Speaking to the 330 Boston University School of Public Health (BUSPH) graduates at the school’s Convocation at the Boston University Track and Tennis Center on Saturday, May 20, the Reverend Liz Walker urged the audience to “practice grace.”
“There are voices out there that seem to insist the world is divided between us and them,” she told the graduates and guests. “I have been to many places in the world, and I am here to tell you: There is only us.”
Rev. Walker is the minister at Roxbury Presbyterian Church, home to the Cory Johnson Program for Post-Traumatic Healing. Locally she is best known for her career in TV news, with an Emmy Award already under her belt before joining WBZ-TV as Boston’s first African American news anchor. She also spent more than a decade working on humanitarian projects in South Sudan, including the creation of a girls’ school and an organization helping Sudanese and South Sudanese women bridge regional, racial, and religious divides.
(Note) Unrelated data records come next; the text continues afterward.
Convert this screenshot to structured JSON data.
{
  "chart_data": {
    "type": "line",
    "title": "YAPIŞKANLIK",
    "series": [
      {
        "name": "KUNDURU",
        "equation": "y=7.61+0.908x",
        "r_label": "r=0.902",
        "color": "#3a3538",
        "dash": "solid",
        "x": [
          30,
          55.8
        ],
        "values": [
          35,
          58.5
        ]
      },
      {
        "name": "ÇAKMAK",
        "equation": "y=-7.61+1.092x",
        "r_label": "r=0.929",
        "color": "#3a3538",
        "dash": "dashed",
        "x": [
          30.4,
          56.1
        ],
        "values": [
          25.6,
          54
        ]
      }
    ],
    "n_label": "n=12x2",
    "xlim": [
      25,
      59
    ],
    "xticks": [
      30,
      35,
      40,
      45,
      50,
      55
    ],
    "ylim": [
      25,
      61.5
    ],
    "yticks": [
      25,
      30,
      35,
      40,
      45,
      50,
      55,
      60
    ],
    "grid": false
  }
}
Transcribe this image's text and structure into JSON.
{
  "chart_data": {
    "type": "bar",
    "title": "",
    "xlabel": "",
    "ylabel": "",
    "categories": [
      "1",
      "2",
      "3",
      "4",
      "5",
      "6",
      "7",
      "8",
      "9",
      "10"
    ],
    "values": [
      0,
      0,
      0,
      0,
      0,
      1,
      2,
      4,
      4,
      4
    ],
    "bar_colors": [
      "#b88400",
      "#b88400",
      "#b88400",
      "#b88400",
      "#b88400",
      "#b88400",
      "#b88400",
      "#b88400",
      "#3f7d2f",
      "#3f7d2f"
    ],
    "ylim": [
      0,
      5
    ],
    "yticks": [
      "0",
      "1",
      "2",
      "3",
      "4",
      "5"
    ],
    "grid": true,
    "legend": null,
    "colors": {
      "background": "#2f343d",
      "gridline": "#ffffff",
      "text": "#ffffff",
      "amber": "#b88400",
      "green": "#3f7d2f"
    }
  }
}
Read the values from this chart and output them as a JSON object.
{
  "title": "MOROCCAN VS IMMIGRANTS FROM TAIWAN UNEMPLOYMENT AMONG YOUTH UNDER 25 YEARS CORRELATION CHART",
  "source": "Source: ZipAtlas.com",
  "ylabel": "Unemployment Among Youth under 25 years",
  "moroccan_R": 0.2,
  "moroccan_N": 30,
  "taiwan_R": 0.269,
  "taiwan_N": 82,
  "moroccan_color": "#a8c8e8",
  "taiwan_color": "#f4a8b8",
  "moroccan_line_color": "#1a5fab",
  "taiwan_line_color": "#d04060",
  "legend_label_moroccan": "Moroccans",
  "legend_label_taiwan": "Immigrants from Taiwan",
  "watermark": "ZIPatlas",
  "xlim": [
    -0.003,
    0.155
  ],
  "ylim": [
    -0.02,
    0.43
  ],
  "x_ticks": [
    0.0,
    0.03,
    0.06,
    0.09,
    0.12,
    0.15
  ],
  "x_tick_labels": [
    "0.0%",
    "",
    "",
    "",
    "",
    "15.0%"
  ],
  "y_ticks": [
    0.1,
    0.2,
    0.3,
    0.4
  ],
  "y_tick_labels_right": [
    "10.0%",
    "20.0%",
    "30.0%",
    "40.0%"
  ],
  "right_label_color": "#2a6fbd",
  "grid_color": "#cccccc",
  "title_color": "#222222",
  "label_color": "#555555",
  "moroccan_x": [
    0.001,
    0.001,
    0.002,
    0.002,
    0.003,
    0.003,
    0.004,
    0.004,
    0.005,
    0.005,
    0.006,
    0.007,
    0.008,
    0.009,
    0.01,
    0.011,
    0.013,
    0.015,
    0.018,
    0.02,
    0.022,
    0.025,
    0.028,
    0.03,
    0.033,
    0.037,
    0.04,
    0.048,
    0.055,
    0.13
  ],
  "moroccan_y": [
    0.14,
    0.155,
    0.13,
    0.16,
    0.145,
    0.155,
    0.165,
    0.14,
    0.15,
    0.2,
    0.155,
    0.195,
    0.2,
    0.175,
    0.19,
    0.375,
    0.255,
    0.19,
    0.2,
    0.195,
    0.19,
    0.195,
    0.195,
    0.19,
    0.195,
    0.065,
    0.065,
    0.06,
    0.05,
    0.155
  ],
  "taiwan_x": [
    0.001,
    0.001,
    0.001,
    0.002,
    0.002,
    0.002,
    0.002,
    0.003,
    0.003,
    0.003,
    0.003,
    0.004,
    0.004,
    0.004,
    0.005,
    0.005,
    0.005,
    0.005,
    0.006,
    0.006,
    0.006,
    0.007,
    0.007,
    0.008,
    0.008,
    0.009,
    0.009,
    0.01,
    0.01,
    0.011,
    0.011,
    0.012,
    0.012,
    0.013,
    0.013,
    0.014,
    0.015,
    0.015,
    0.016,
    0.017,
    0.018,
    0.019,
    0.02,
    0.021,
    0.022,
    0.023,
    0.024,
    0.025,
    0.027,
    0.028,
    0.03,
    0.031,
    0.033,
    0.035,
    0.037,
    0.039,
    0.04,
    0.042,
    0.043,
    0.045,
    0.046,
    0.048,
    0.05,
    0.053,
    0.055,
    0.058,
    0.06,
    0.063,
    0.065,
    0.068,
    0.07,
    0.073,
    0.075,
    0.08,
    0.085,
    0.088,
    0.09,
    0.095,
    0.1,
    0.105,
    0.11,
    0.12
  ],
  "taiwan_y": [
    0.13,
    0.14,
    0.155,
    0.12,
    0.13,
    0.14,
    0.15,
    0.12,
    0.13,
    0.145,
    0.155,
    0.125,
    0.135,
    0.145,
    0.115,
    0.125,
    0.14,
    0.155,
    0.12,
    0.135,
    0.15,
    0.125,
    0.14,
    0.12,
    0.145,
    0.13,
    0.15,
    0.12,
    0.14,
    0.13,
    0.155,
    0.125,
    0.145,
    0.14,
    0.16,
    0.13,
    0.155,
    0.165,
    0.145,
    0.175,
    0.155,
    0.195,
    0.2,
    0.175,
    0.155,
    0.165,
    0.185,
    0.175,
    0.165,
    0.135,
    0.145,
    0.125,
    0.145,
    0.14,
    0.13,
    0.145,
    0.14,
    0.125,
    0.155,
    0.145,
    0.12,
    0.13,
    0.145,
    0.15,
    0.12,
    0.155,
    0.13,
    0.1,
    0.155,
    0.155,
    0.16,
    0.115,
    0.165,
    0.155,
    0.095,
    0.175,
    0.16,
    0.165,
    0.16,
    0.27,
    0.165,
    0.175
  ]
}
She focused her convocation address on “an idea that I think will ultimately save the world,” she said: the concept of grace. “Grace is thought of in the church as divine forgiveness, but I would argue that grace is much more than that,” she said.
Rev. Walker said she came to the idea of grace in 2001, when she traveled to South Sudan for a news story, investigating allegations of slavery in the midst of the Second Sudanese Civil War.
“This is a part of the world that seems always caught in conflict,” she said. “There are always wars, there are always droughts and famines both natural and man-made. People are killed by the thousands and by the hundreds of thousands, and in the midst of chaos I was exposed to the kind of grace that I’ve never seen before.”
Student speaker Ms. Cassandra Osei, an MPH recipient committed to tackling structural inequities, stressed the importance of recognizing individual stories within vulnerable populations. Ms. Osei, a spoken-word poet, performed her own story as an example of how determinants of health intersect in individuals. The daughter of Ghanaian immigrants, “I was raised in Chicago, and I lived the results of structural injustice,” she said. She described how immigration, racism, sexism, and trauma have all had their affects on her life.
During Saturday’s ceremony, two BUSPH faculty members were honored for teaching and scholarship. Dr. Howard Cabral, professor of biostatistics at BUSPH and co-director of the Biostatistics Graduate Program at the school, received the Norman A. Scotch Award for Excellence in Teaching, awarded annually for outstanding and sustained contribution to the education program. Dr. Judith Bernstein, professor of community health sciences at BUSPH, received the Faculty Career Award in Research and Scholarship.
Dr. Sandro Galea, dean and Robert A. Knox Professor, also congratulated Dr. Sophie Godley, clinical assistant professor of community health sciences at BUSPH, winner of the University’s highest teaching honor, the Metcalf Cup and Prize, which Dr. Galea presented at the main Commencement ceremony on May 21.